Today i am grateful to God for...some Wisdom He has given me,and the great Blessings my children are from Him,i know they are Gifts from God for me,and i have done the best i could for them, and now they are independent adults,with their own lives,i like them a lot.
I made mistakes,things i will always regret,but i am very happy with the people they have turned out to be, they all have a sense of fair play,i hope would never bully others,Joe said that they have all got those good things from me,and that they are the people they are because of me, which is nice to know.It is hard to take compliments,i don't now if its because i am female, and guilt seems to be par 'for the course',or its the abuse i suffered!

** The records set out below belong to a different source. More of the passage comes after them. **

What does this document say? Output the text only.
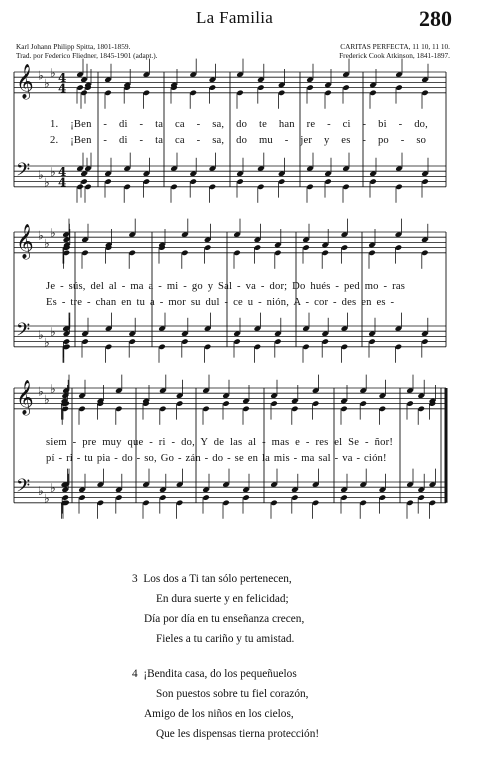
La Familia	280
Karl Johann Philipp Spitta, 1801-1859.
Trad. por Federico Fliedner, 1845-1901 (adapt.).
CARITAS PERFECTA, 11 10, 11 10.
Frederick Cook Atkinson, 1841-1897.
𝄞 ♭
♭
♭ 4
4
𝄢 ♭
♭
♭ 4
4
𝄞 ♭
♭
♭
𝄢 ♭
♭
♭
𝄞 ♭
♭
♭
𝄢 ♭
♭
♭
1. ¡Ben - di - ta ca - sa, do te han re - ci - bi - do,
2. ¡Ben - di - ta ca - sa, do mu - jer y es - po - so
Je - sús, del al - ma a - mi - go y Sal - va - dor; Do hués - ped mo - ras
Es - tre - chan en tu a - mor su dul - ce u - nión, A - cor - des en es -
siem - pre muy que - ri - do, Y de las al - mas e - res el Se - ñor!
pí - ri - tu pia - do - so, Go - zán - do - se en la mis - ma sal - va - ción!
3 Los dos a Ti tan sólo pertenecen,
En dura suerte y en felicidad;
Día por día en tu enseñanza crecen,
Fieles a tu cariño y tu amistad.
4 ¡Bendita casa, do los pequeñuelos
Son puestos sobre tu fiel corazón,
Amigo de los niños en los cielos,
Que les dispensas tierna protección!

I now the battle of the mind we all go through is really a dialogue with the Enemy, the father of lies, who is always trying to bring us down,make us feel bad, about our failures and bad choices,the 'whispering campaign'....its no co-incidence that the Abusers voice SHOUTS our own insecurities back at us!!! we know where he gets it from!!!
So here i am, in this house,the abusers have come and gone,like fleeting wisps of evil,and they left me with still other people!,wonderful people! who have part of my soul,but not the evil of the wisps,like ships that pass in the night,not the soul stealer's,the soul ties are cut....they hold no part of me....they are gone forever, they cant hurt me,the words they uttered, have just evaporated like they never existed..... I can see my life in this house,where i have been for 28 years,my life just passing by on a video,with me existing as i am now everyone else going at fast forward, leaving me with the ones who my heart sings for,and God gave them to me,a truly truly wonderful gift.